Consumiu sua vida toda no Brasil, onde veio a falecer. Numa só cerimônia de
batismo, Mem de Sá foi padrinho de 84 crianças, o que fazia sempre com alegria
e acolhimento dos pequeninos.
Certa ocasião instaram e escreveram à
Rainha pedindo que fossem enviadas mulheres virtuosas para ajudar a doutrinar
as meninas. Prontamente secundou o pedido o Governador, escrevendo também à
Rainha neste sentido; assim fez, segundo informa o padre Antonio Blásquez, “por zelo do Governador, que no negócio da
conversão nos ajuda com todas as suas forças, e se nestes dois anos se tem
muito frutificado “in vinea Domini”, depois do Favor Divino, tem sido pelo
cuidado e indústria que ele pôs neste negócio.” [16]
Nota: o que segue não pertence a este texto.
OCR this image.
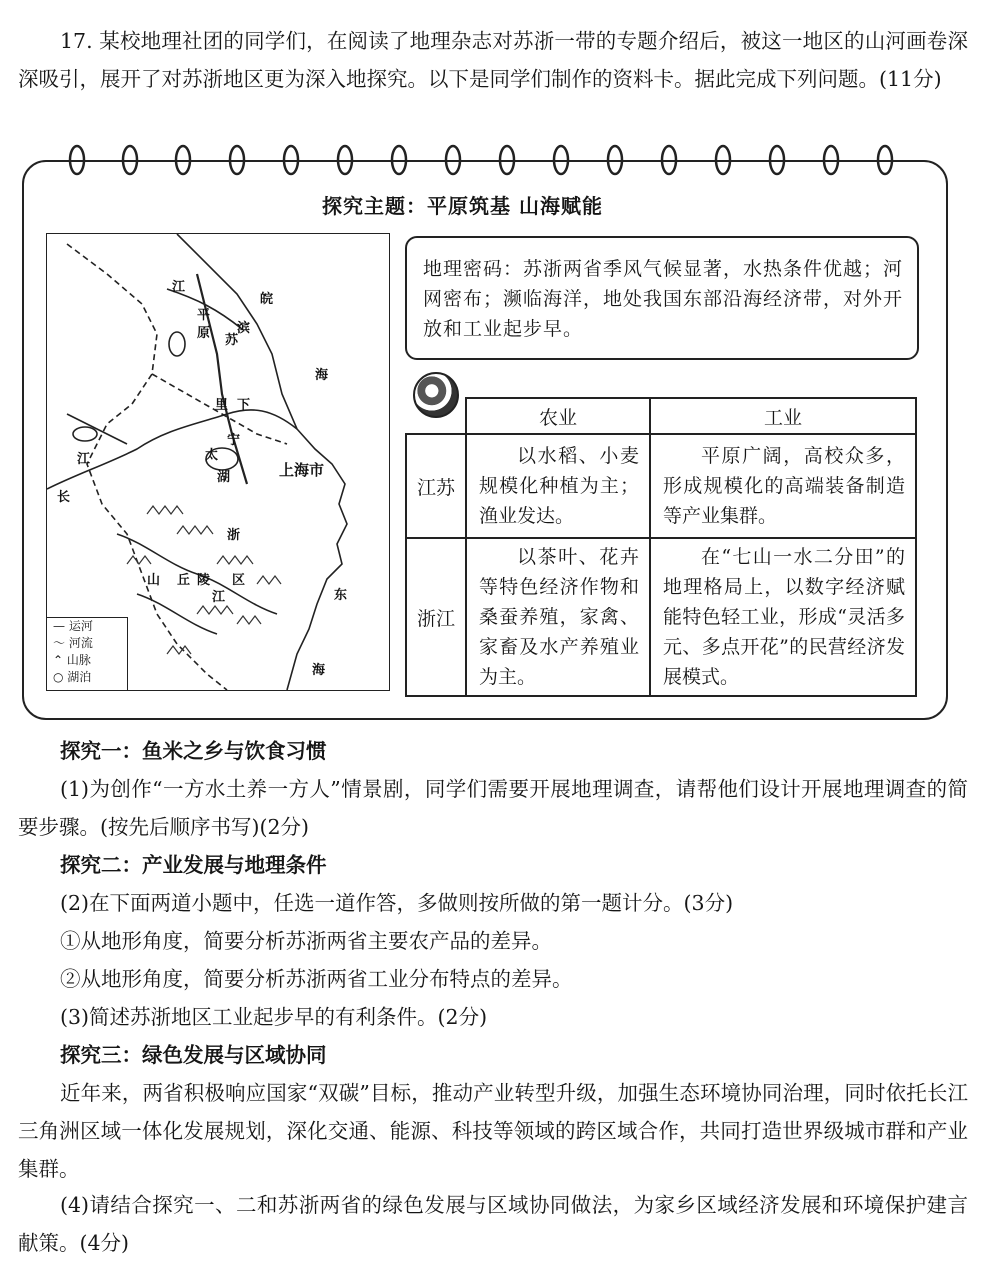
17. 某校地理社团的同学们，在阅读了地理杂志对苏浙一带的专题介绍后，被这一地区的山河画卷深深吸引，展开了对苏浙地区更为深入地探究。以下是同学们制作的资料卡。据此完成下列问题。(11分)

探究主题：平原筑基 山海赋能
江
皖
海
苏
滨
平
原
里 下
宁
长
江	太
湖	上海市
浙
江
山 丘 陵 区
东
海
— 运河
〜 河流
⌃ 山脉
○ 湖泊
地理密码：苏浙两省季风气候显著，水热条件优越；河网密布；濒临海洋，地处我国东部沿海经济带，对外开放和工业起步早。
	农业	工业
江苏	以水稻、小麦规模化种植为主；渔业发达。	平原广阔，高校众多，形成规模化的高端装备制造等产业集群。

浙江	以茶叶、花卉等特色经济作物和桑蚕养殖，家禽、家畜及水产养殖业为主。	在“七山一水二分田”的地理格局上，以数字经济赋能特色轻工业，形成“灵活多元、多点开花”的民营经济发展模式。

探究一：鱼米之乡与饮食习惯

(1)为创作“一方水土养一方人”情景剧，同学们需要开展地理调查，请帮他们设计开展地理调查的简要步骤。(按先后顺序书写)(2分)

探究二：产业发展与地理条件

(2)在下面两道小题中，任选一道作答，多做则按所做的第一题计分。(3分)

①从地形角度，简要分析苏浙两省主要农产品的差异。

②从地形角度，简要分析苏浙两省工业分布特点的差异。

(3)简述苏浙地区工业起步早的有利条件。(2分)

探究三：绿色发展与区域协同

近年来，两省积极响应国家“双碳”目标，推动产业转型升级，加强生态环境协同治理，同时依托长江三角洲区域一体化发展规划，深化交通、能源、科技等领域的跨区域合作，共同打造世界级城市群和产业集群。

(4)请结合探究一、二和苏浙两省的绿色发展与区域协同做法，为家乡区域经济发展和环境保护建言献策。(4分)
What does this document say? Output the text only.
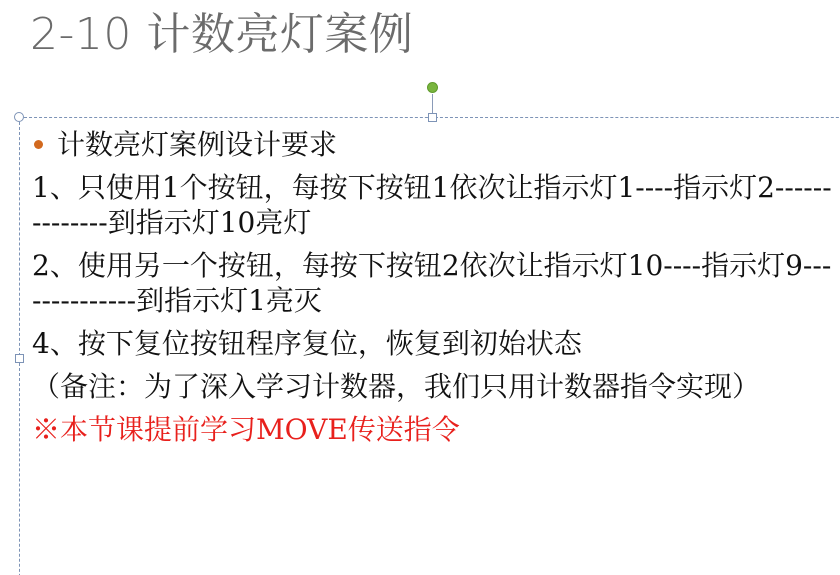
2-10 计数亮灯案例
计数亮灯案例设计要求

1、只使用1个按钮，每按下按钮1依次让指示灯1----指示灯2--------------到指示灯10亮灯

2、使用另一个按钮，每按下按钮2依次让指示灯10----指示灯9--------------到指示灯1亮灭

4、按下复位按钮程序复位，恢复到初始状态

（备注：为了深入学习计数器，我们只用计数器指令实现）

※本节课提前学习MOVE传送指令
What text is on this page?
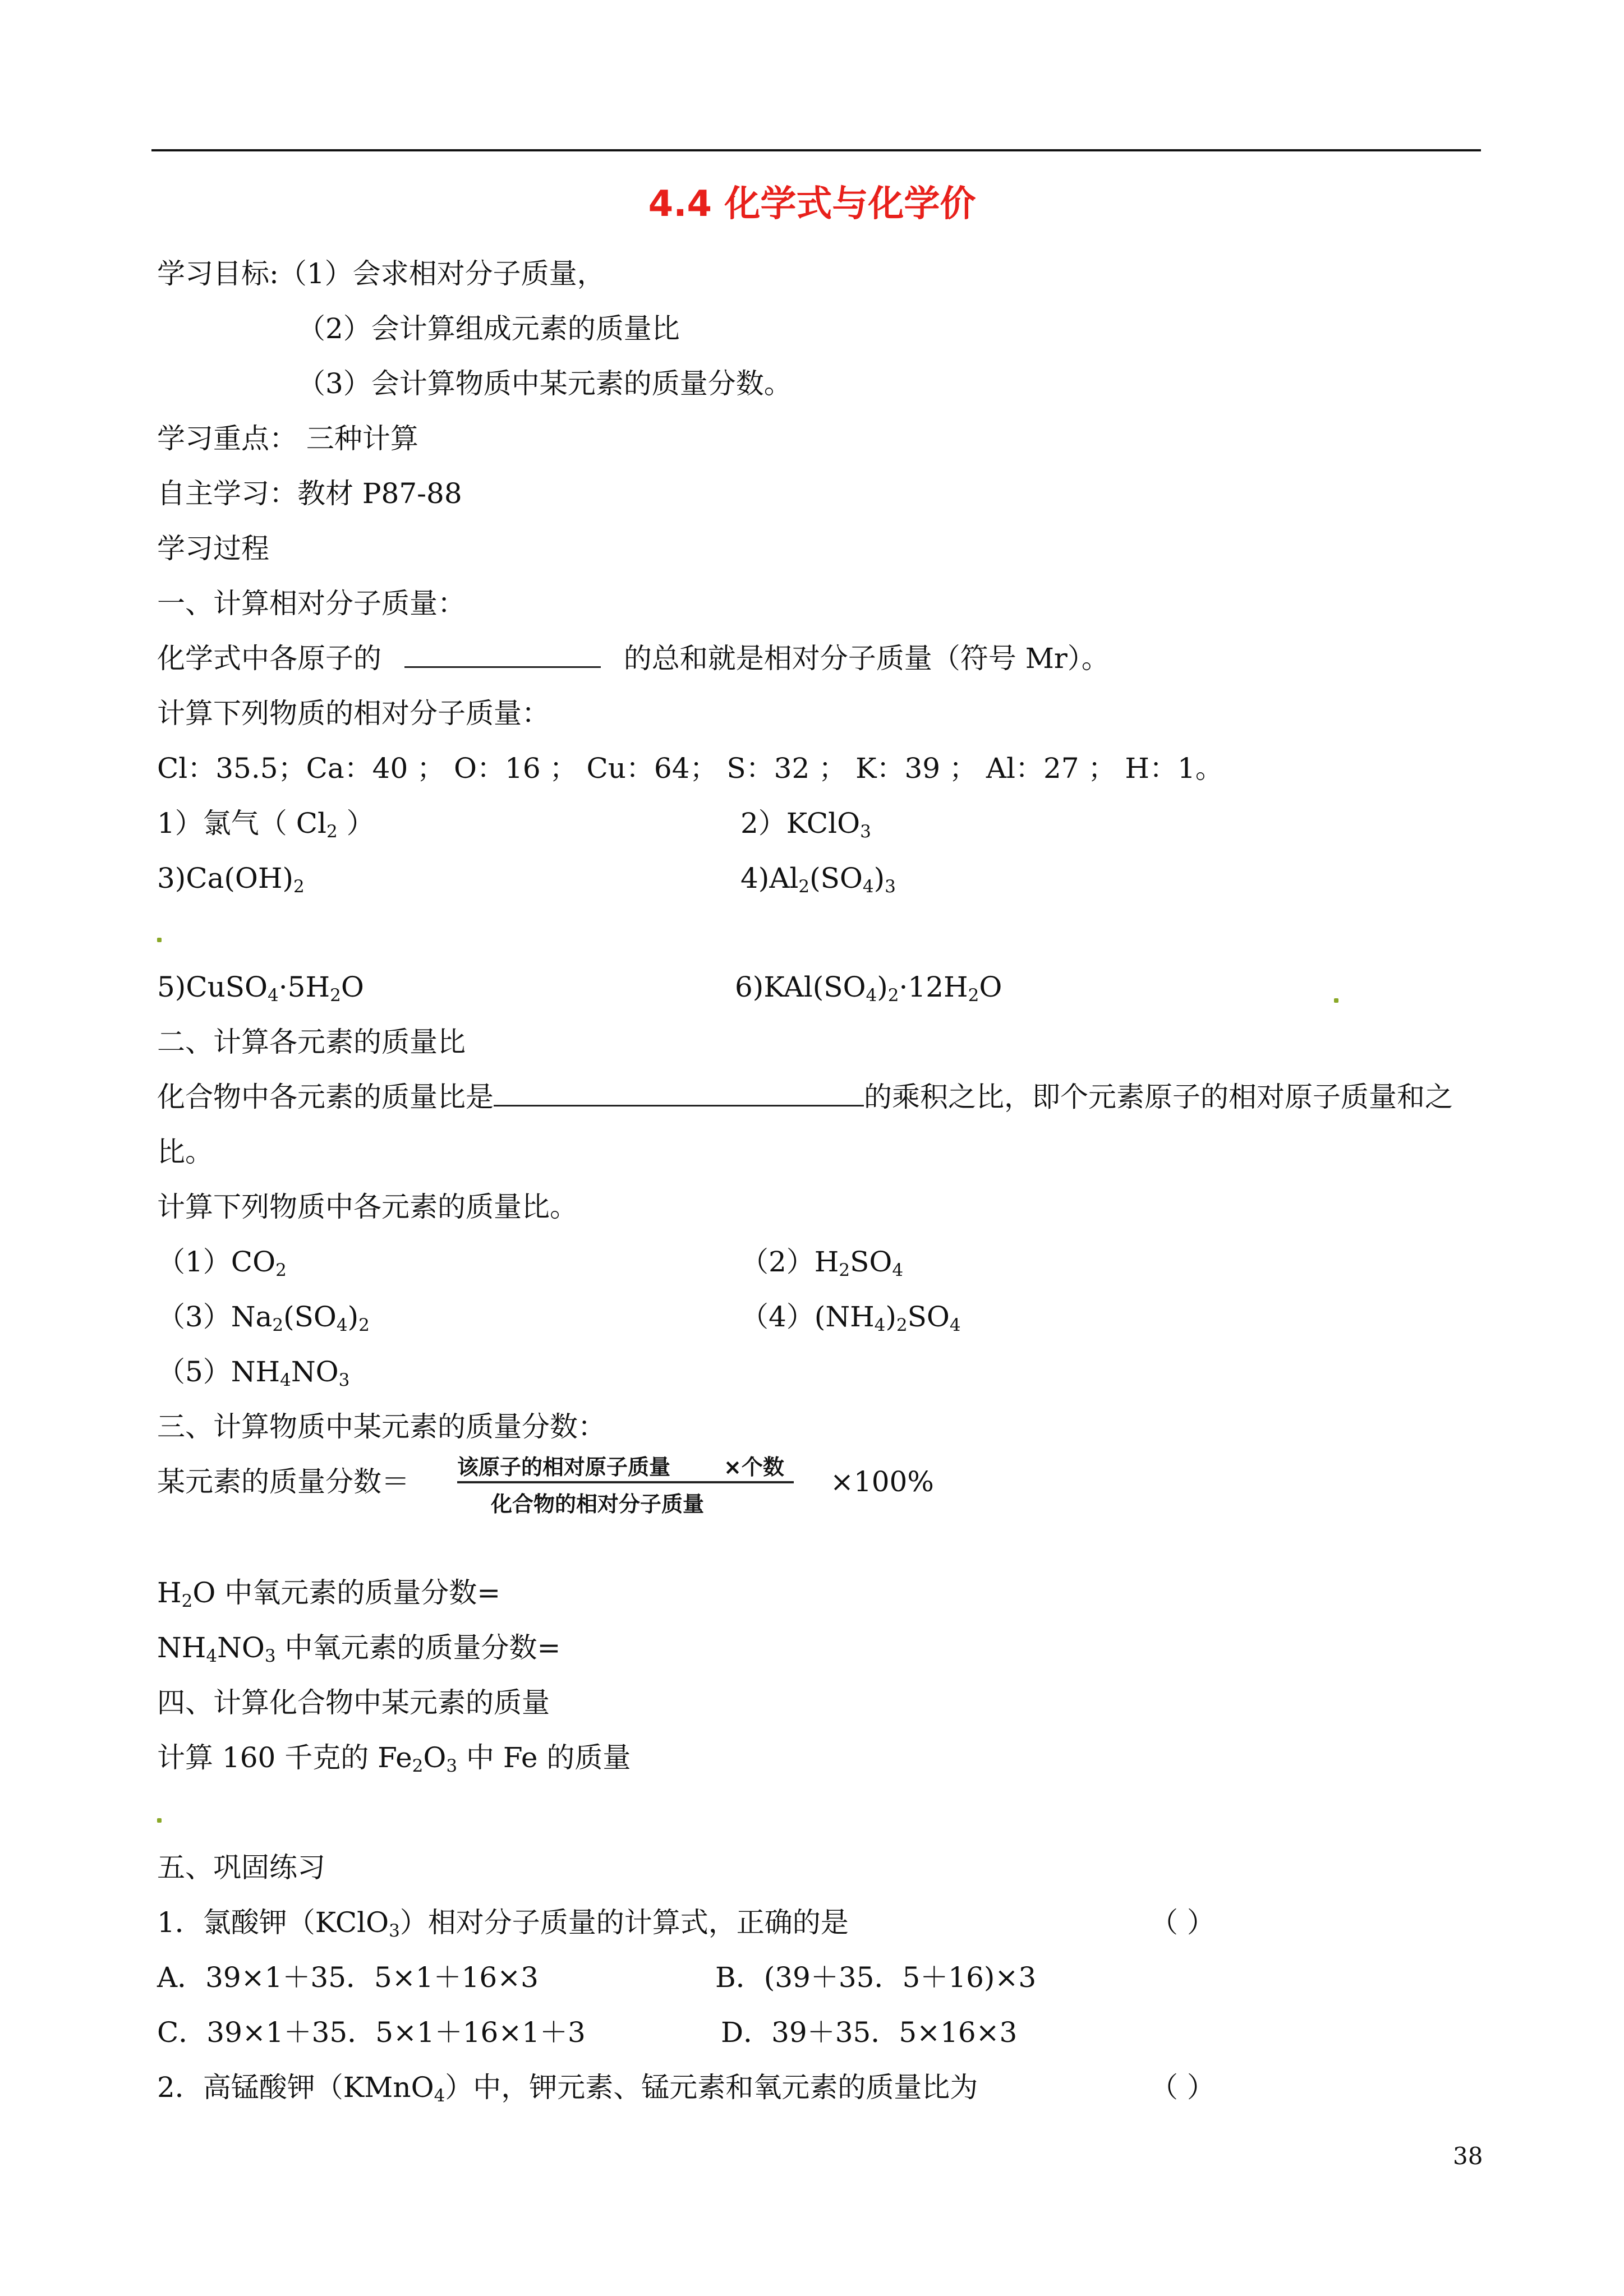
4.4 化学式与化学价
学习目标:（1）会求相对分子质量，
（2）会计算组成元素的质量比
（3）会计算物质中某元素的质量分数。
学习重点： 三种计算
自主学习：教材 P87-88
学习过程
一、计算相对分子质量：
化学式中各原子的	的总和就是相对分子质量（符号 Mr）。
计算下列物质的相对分子质量：
Cl：35.5；Ca：40 ； O：16 ； Cu：64； S：32 ； K：39 ； Al：27 ； H：1。
1）氯气（ $Cl_2$ ）	2）KClO$_3$
$3)Ca(OH)_2$	$4)Al_2(SO_4)_3$
$5)CuSO_4\cdot 5H_2O$	$6)KAl(SO_4)_2\cdot 12H_2O$
二、计算各元素的质量比
化合物中各元素的质量比是	的乘积之比，即个元素原子的相对原子质量和之
比。
计算下列物质中各元素的质量比。
$(1)CO_2$	$(2)H_2SO_4$
$(3)Na_2(SO_4)_2$	$(4)(NH_4)_2SO_4$
$(5)NH_4NO_3$
三、计算物质中某元素的质量分数：
某元素的质量分数＝ 该原子的相对原子质量 ×个数
化合物的相对分子质量
×100%
$H_2O$ 中氧元素的质量分数=
$NH_4NO_3$ 中氧元素的质量分数=
四、计算化合物中某元素的质量
计算 160 千克的 $Fe_2O_3$ 中 Fe 的质量
五、巩固练习
1．氯酸钾（KClO$_3$）相对分子质量的计算式，正确的是	（ ）
A．39×1＋35．5×1＋16×3	B．(39＋35．5＋16)×3
C．39×1＋35．5×1＋16×1＋3	D．39＋35．5×16×3
2．高锰酸钾（KMnO$_4$）中，钾元素、锰元素和氧元素的质量比为	（ ）
38
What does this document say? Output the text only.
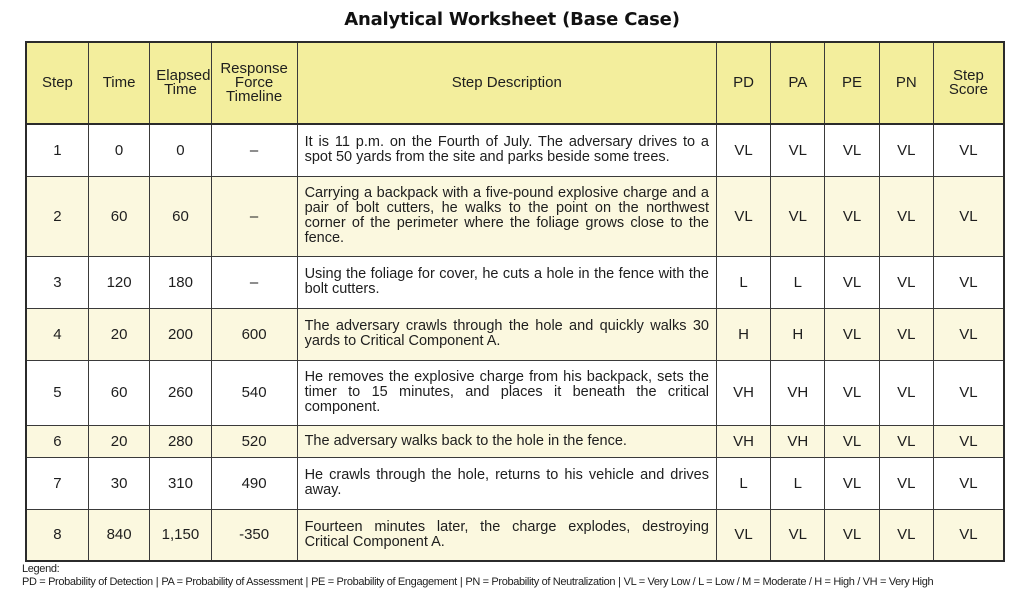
Analytical Worksheet (Base Case)
Step	Time	Elapsed Time	Response Force Timeline	Step Description	PD	PA	PE	PN	Step Score
1	0	0	–	It is 11 p.m. on the Fourth of July. The adversary drives to a spot 50 yards from the site and parks beside some trees.	VL	VL	VL	VL	VL
2	60	60	–	Carrying a backpack with a five-pound explosive charge and a pair of bolt cutters, he walks to the point on the northwest corner of the perimeter where the foliage grows close to the fence.	VL	VL	VL	VL	VL
3	120	180	–	Using the foliage for cover, he cuts a hole in the fence with the bolt cutters.	L	L	VL	VL	VL
4	20	200	600	The adversary crawls through the hole and quickly walks 30 yards to Critical Component A.	H	H	VL	VL	VL
5	60	260	540	He removes the explosive charge from his backpack, sets the timer to 15 minutes, and places it beneath the critical component.	VH	VH	VL	VL	VL
6	20	280	520	The adversary walks back to the hole in the fence.	VH	VH	VL	VL	VL
7	30	310	490	He crawls through the hole, returns to his vehicle and drives away.	L	L	VL	VL	VL
8	840	1,150	-350	Fourteen minutes later, the charge explodes, destroying Critical Component A.	VL	VL	VL	VL	VL
Legend:
PD = Probability of Detection | PA = Probability of Assessment | PE = Probability of Engagement | PN = Probability of Neutralization | VL = Very Low / L = Low / M = Moderate / H = High / VH = Very High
O Padre Francisco Pires também o
elogia merecidamente ao afirmar:
“É
o mais solícito Capitão que eu vi; parece que toda a sua vida o usou; sua
humildade e constância e paciência me têm atônito, porque a dois ou três homens
a quem repreendeu com aspereza lhe vi pedir-lhe perdão com o barrete na mão.
Sofre muitas coisas, “et cum spiritu
lenitatis” leva tudo e mostrando muita perfeição, em suas palavras e obras com
muita paciência. Mandou-me que de sua mesa desse o que me parecesse aos índios
principais que ao derredor estão, e de sua despensa tomasse tudo o que quisesse
aos pobres, e assim o faço com muita edificação de todos. Toda a sua boca é
cheia de contentar a todos, e tudo o que faz parece proceder de mui reta
intenção e assim o diz estes senhores Capitães, que lhes quer descanso”.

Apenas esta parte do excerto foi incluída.